Gubernur Koster Dorong Integrasi Pertanian dan Pariwisata Budaya: Jadikan Bali Laboratorium Dunia

Gubernur Koster Dorong Integrasi Pertanian dan Pariwisata Budaya Jadikan Bali Laboratorium Dunia
Gubernur Bali, Wayan Koster usai audiensi dengan Forum Komunikasi Fakultas Pertanian Wilayah Indonesia Timur di Denpasar, Kamis (2/7/2026).

DENPASAR – balinusra.com | Gubernur Bali, Wayan Koster, menegaskan pentingnya strategi pembangunan yang menyatukan sektor pertanian dan pariwisata berbasis budaya.
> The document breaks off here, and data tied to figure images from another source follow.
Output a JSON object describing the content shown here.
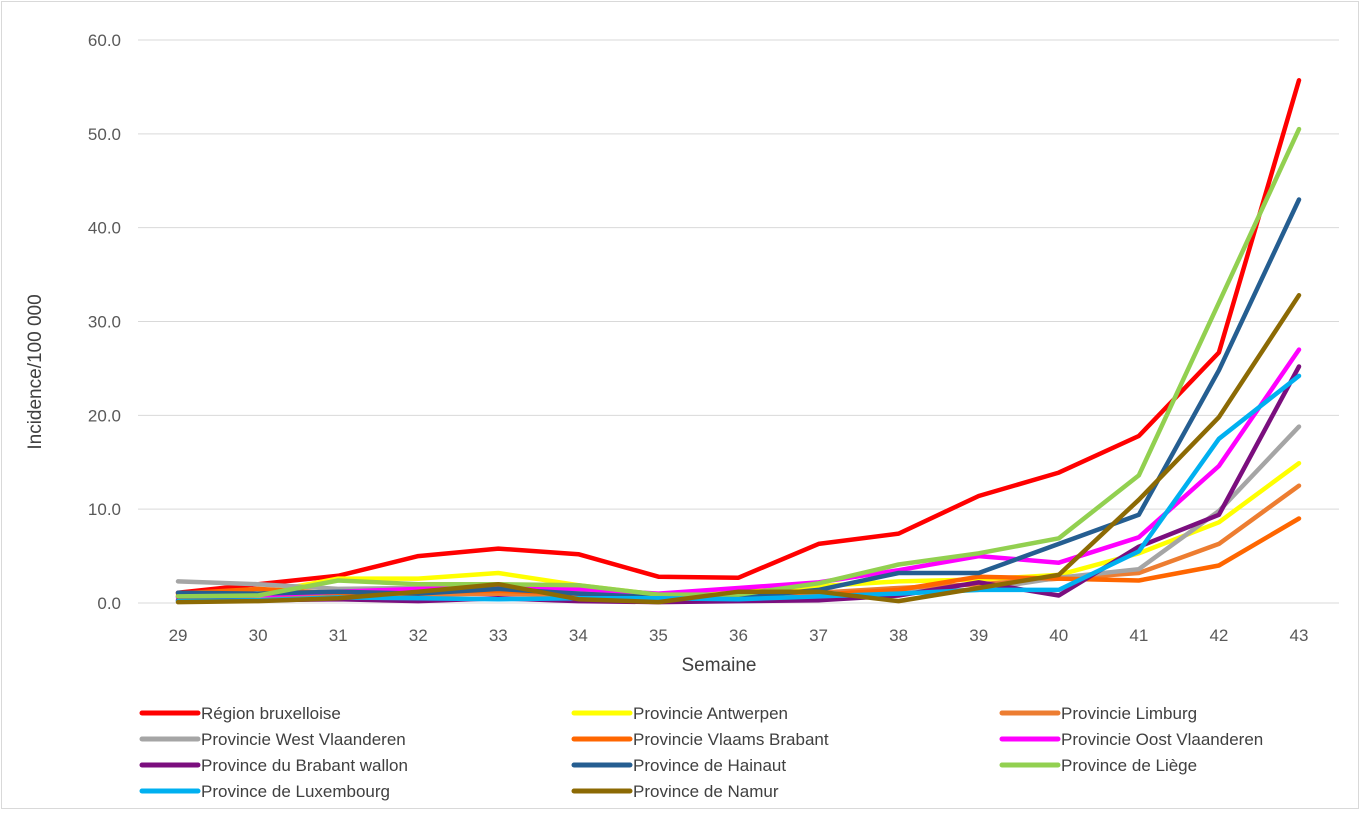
{
  "chart_data": {
    "type": "line",
    "title": "",
    "xlabel": "Semaine",
    "ylabel": "Incidence/100 000",
    "ylim": [
      0,
      60
    ],
    "yticks": [
      "0.0",
      "10.0",
      "20.0",
      "30.0",
      "40.0",
      "50.0",
      "60.0"
    ],
    "grid": "horizontal",
    "legend_position": "bottom",
    "categories": [
      "29",
      "30",
      "31",
      "32",
      "33",
      "34",
      "35",
      "36",
      "37",
      "38",
      "39",
      "40",
      "41",
      "42",
      "43"
    ],
    "series": [
      {
        "name": "Région bruxelloise",
        "color": "#ff0000",
        "values": [
          1.1,
          2.0,
          2.9,
          5.0,
          5.8,
          5.2,
          2.8,
          2.7,
          6.3,
          7.4,
          11.4,
          13.9,
          17.8,
          26.7,
          55.7
        ]
      },
      {
        "name": "Provincie Antwerpen",
        "color": "#ffff00",
        "values": [
          0.8,
          1.0,
          2.6,
          2.6,
          3.2,
          1.9,
          0.9,
          1.2,
          1.8,
          2.3,
          2.5,
          3.0,
          5.3,
          8.6,
          14.9
        ]
      },
      {
        "name": "Provincie Limburg",
        "color": "#ed7d31",
        "values": [
          0.7,
          0.8,
          0.9,
          0.9,
          1.0,
          0.8,
          0.5,
          0.9,
          1.1,
          1.6,
          2.0,
          2.6,
          3.2,
          6.3,
          12.5
        ]
      },
      {
        "name": "Provincie West Vlaanderen",
        "color": "#a5a5a5",
        "values": [
          2.3,
          2.0,
          1.5,
          1.6,
          1.7,
          1.3,
          0.7,
          0.9,
          1.0,
          1.2,
          1.4,
          2.7,
          3.6,
          9.8,
          18.8
        ]
      },
      {
        "name": "Provincie Vlaams Brabant",
        "color": "#ff6600",
        "values": [
          1.0,
          1.5,
          1.0,
          1.2,
          1.3,
          1.0,
          0.6,
          0.8,
          0.9,
          1.4,
          2.8,
          2.6,
          2.4,
          4.0,
          9.0
        ]
      },
      {
        "name": "Provincie Oost Vlaanderen",
        "color": "#ff00ff",
        "values": [
          0.6,
          0.8,
          1.2,
          1.5,
          1.6,
          1.5,
          1.0,
          1.6,
          2.2,
          3.5,
          5.0,
          4.3,
          7.0,
          14.6,
          27.0
        ]
      },
      {
        "name": "Province du Brabant wallon",
        "color": "#7b0e7e",
        "values": [
          0.3,
          0.3,
          0.4,
          0.2,
          0.5,
          0.2,
          0.1,
          0.2,
          0.3,
          0.8,
          2.2,
          0.8,
          6.0,
          9.4,
          25.2
        ]
      },
      {
        "name": "Province de Hainaut",
        "color": "#255e91",
        "values": [
          1.1,
          1.0,
          1.2,
          1.0,
          1.5,
          1.0,
          0.6,
          0.6,
          1.4,
          3.2,
          3.2,
          6.3,
          9.4,
          24.8,
          43.0
        ]
      },
      {
        "name": "Province de Liège",
        "color": "#92d050",
        "values": [
          0.7,
          0.8,
          2.4,
          2.0,
          2.0,
          1.9,
          0.9,
          0.9,
          2.1,
          4.1,
          5.3,
          6.9,
          13.6,
          32.0,
          50.5
        ]
      },
      {
        "name": "Province de Luxembourg",
        "color": "#00b0f0",
        "values": [
          0.2,
          0.3,
          0.6,
          0.5,
          0.4,
          0.5,
          0.5,
          0.4,
          0.7,
          1.0,
          1.4,
          1.4,
          5.5,
          17.5,
          24.2
        ]
      },
      {
        "name": "Province de Namur",
        "color": "#8c6a04",
        "values": [
          0.1,
          0.2,
          0.5,
          1.2,
          2.0,
          0.4,
          0.1,
          1.2,
          1.2,
          0.2,
          1.6,
          3.0,
          11.0,
          19.8,
          32.8
        ]
      }
    ]
  }
}
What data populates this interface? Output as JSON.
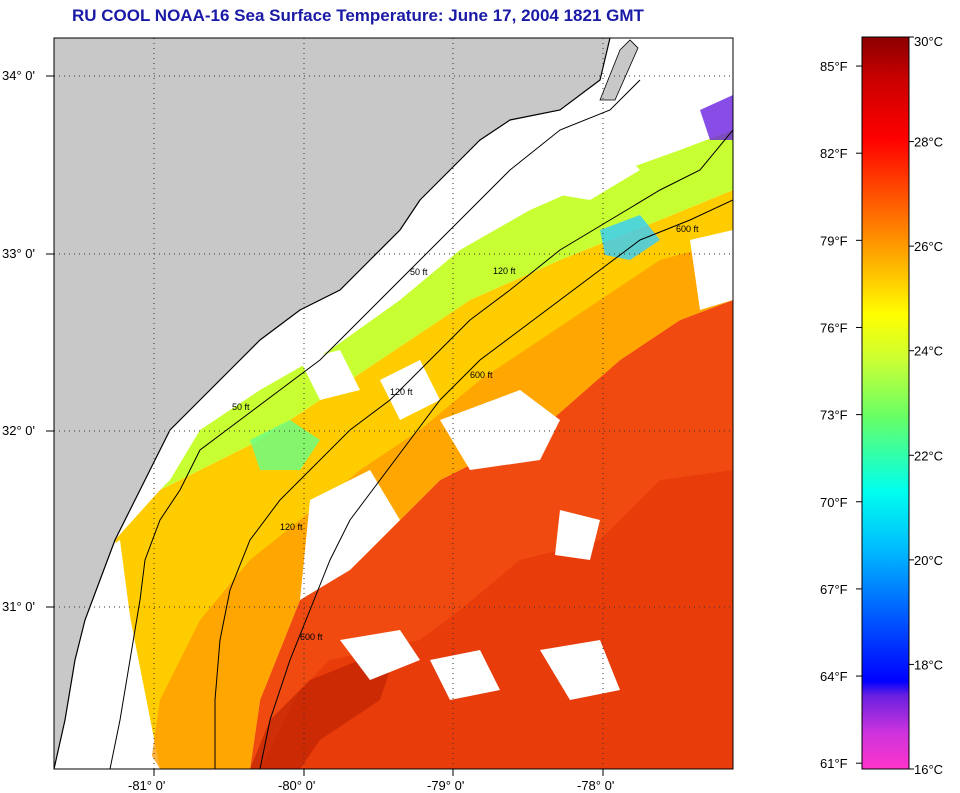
{
  "title": "RU COOL  NOAA-16  Sea Surface Temperature:  June 17, 2004 1821 GMT",
  "map": {
    "lon_ticks": [
      "-81° 0'",
      "-80° 0'",
      "-79° 0'",
      "-78° 0'"
    ],
    "lat_ticks": [
      "34° 0'",
      "33° 0'",
      "32° 0'",
      "31° 0'"
    ],
    "lon_range": [
      -81.66,
      -77.13
    ],
    "lat_range": [
      30.08,
      34.24
    ],
    "isobaths": [
      "50 ft",
      "120 ft",
      "600 ft"
    ],
    "colors": {
      "land": "#c8c8c8",
      "cloud": "#ffffff",
      "coast": "#000000"
    }
  },
  "colorbar": {
    "fahrenheit_labels": [
      "85°F",
      "82°F",
      "79°F",
      "76°F",
      "73°F",
      "70°F",
      "67°F",
      "64°F",
      "61°F"
    ],
    "celsius_labels": [
      "30°C",
      "28°C",
      "26°C",
      "24°C",
      "22°C",
      "20°C",
      "18°C",
      "16°C"
    ],
    "celsius_range": [
      16,
      30
    ],
    "colors": [
      "#ff33cc",
      "#6a20e0",
      "#0000ff",
      "#0099ff",
      "#00ffff",
      "#66ff66",
      "#ccff33",
      "#ffff00",
      "#ffaa00",
      "#ff5500",
      "#ff0000",
      "#cc0000",
      "#8b0000"
    ]
  }
}
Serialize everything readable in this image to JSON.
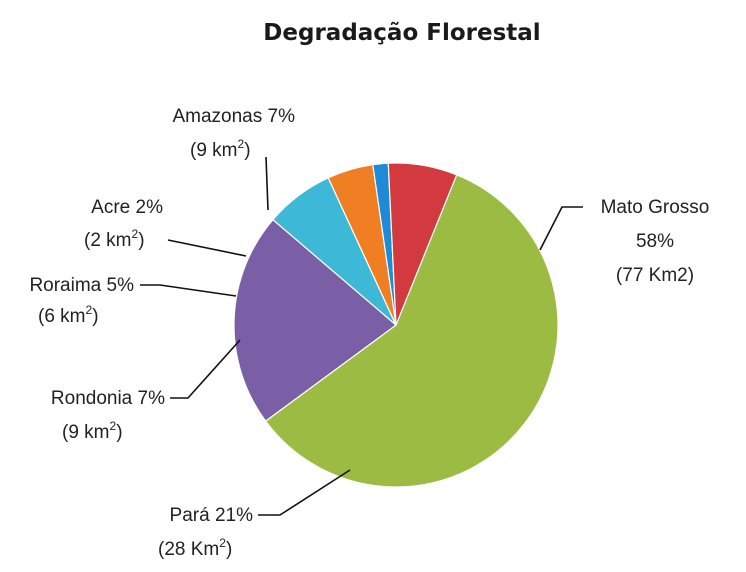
{
  "chart_data": {
    "type": "pie",
    "title": "Degradação Florestal",
    "slices": [
      {
        "name": "Mato Grosso",
        "percent_label": "58%",
        "area_label": "(77 Km2)",
        "area_unit": "",
        "value": 77,
        "color": "#9BBB43"
      },
      {
        "name": "Pará",
        "percent_label": "21%",
        "area_label": "(28 Km",
        "area_unit": ")",
        "value": 28,
        "color": "#7A5EA6"
      },
      {
        "name": "Rondonia",
        "percent_label": "7%",
        "area_label": "(9 km",
        "area_unit": ")",
        "value": 9,
        "color": "#3DB8D6"
      },
      {
        "name": "Roraima",
        "percent_label": "5%",
        "area_label": "(6 km",
        "area_unit": ")",
        "value": 6,
        "color": "#F07F23"
      },
      {
        "name": "Acre",
        "percent_label": "2%",
        "area_label": "(2 km",
        "area_unit": ")",
        "value": 2,
        "color": "#1F8BD8"
      },
      {
        "name": "Amazonas",
        "percent_label": "7%",
        "area_label": "(9 km",
        "area_unit": ")",
        "value": 9,
        "color": "#D33A3F"
      }
    ]
  }
}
Langkah ini diambil agar para petani tidak hanya menjadi penjaga keindahan alam, tetapi juga menjadi aktor utama yang merasakan manfaat ekonomi secara langsung.

Gubernur Koster menyatakan, selama ini banyak fasilitas pariwisata yang memanfaatkan keindahan lahan pertanian tanpa memberikan kontribusi ekonomi yang adil bagi petani. Menurutnya, sektor pertanian tidak boleh hanya diposisikan sebagai pelengkap.

“Pertanian harus berjalan sejalan dengan pariwisata. Kawasan pertanian adalah penyangga ketahanan pangan sekaligus objek wisata alam yang harus dikemas agar petani memperoleh peningkatan pendapatan,” tegas Koster dalam audiensi dengan Forum Komunikasi Fakultas Pertanian Wilayah Indonesia Timur di Denpasar, Kamis (2/7/2026).

Bali Sebagai Laboratorium Kearifan Lokal Dunia

Bali memiliki keunggulan yang tidak dimiliki daerah lain, yaitu sistem pertanian yang menyatu dengan budaya, tradisi, dan spiritualitas. Koster mengungkapkan bahwa setiap tahapan bertani di Bali, mulai dari pembibitan hingga panen, selalu diiringi dengan ritual upacara dan upakara.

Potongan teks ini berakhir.